The Ocean City gallery opened in 1979. The Cape May store followed in 1981.

The stores buy artwork from brokers representing more than 300 artists around the country. Each piece is unique, although some of the artists will work on themes such as covered bridges or lighthouses, Bay said.

Artists in the United States make a median salary of $43,470 per year, according to the U.S. Bureau of Labor Statistics.

About 56,900 artists were employed in the field in 2010, with worse-than-average growth of 5 percent expected during the next decade. Most are self-employed or work part time while holding another job, according to the Occupational Outlook Handbook.

In Ocean City and Cape May, customers can choose their frames to match their selected paintings' styles or colors, which is included in the sales price. Paintings start as low as $39 and range as high as $350.
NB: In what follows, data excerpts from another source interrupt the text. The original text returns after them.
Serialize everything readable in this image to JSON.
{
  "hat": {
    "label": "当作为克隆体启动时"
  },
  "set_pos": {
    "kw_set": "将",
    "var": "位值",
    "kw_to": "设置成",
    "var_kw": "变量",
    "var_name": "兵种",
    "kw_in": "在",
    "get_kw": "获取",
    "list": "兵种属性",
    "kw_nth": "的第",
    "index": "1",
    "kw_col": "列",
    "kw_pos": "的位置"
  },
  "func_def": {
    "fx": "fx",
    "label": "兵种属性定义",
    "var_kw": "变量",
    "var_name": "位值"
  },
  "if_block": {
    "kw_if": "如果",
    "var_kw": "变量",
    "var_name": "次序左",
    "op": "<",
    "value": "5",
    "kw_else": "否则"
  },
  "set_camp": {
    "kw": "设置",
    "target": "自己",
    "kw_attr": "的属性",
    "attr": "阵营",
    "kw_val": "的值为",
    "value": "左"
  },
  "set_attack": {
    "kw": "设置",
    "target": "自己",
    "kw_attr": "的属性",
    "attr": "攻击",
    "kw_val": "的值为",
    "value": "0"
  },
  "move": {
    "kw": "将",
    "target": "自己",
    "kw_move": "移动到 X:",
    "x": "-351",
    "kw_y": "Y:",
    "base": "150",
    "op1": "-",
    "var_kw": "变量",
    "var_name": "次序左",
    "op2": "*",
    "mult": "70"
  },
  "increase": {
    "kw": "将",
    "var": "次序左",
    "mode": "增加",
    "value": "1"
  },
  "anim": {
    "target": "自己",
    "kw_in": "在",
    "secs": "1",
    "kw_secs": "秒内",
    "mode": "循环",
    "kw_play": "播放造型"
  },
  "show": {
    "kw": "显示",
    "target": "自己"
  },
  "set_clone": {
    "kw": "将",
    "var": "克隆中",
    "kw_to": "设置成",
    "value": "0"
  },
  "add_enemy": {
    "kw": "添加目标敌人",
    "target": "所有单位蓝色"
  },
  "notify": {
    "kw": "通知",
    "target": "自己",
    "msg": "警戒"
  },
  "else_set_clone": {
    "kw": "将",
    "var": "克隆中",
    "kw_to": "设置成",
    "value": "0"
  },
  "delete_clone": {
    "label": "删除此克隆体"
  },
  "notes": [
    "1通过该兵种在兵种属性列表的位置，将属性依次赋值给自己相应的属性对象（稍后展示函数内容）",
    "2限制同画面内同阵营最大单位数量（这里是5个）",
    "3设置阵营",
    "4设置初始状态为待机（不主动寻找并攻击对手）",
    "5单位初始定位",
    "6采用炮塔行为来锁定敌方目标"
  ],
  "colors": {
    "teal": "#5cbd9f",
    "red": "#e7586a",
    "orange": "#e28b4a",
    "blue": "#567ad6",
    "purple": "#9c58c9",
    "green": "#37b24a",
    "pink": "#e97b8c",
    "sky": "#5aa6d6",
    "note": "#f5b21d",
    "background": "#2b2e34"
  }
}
"Our aim is to sell it for a price you couldn't frame it for," he said.

Both stores ship paintings anywhere in the world. Some customers buy them as gifts or mementos of their vacation to the shore, he said.

Bay, who is also an artist, said most of the artwork is completed with a technique perfected by the late TV host Bob Ross, who painted "happy, little trees" for his "Joy of Painting" series on PBS.

"It's called the wet-on-wet technique. You can put wet oil on top of wet oil," Bay said. "Not all the artists we contract use it, but a lot do."

This gives each painting a layered look that adds depth to the scene, he said.

Bay sells his work through the Internet site Etsy, but said managing art stores has given him a better appreciation for what the public wants.

"I definitely get a lot of influence from the store. I get to see all sorts of techniques for myself," he said. "It keeps my education going. You learn about different color schemes and composition - what sells and what doesn't - and what sells faster."

Lately, the store is seeing more demand for abstract pieces.

"What's really popular now are (Vincent) van Gogh re-creations. That's still limited to what we can get our hands on," he said. "Abstracts are getting smaller, too. We used to see a lot of couch-scale paintings."

But the store has an eclectic variety that appeals to a wide audience, he said.

"We have a large clientele, so there's going to be those random buys for that one customer - a painting of a zebra or even a re-creation of dogs playing poker," he said.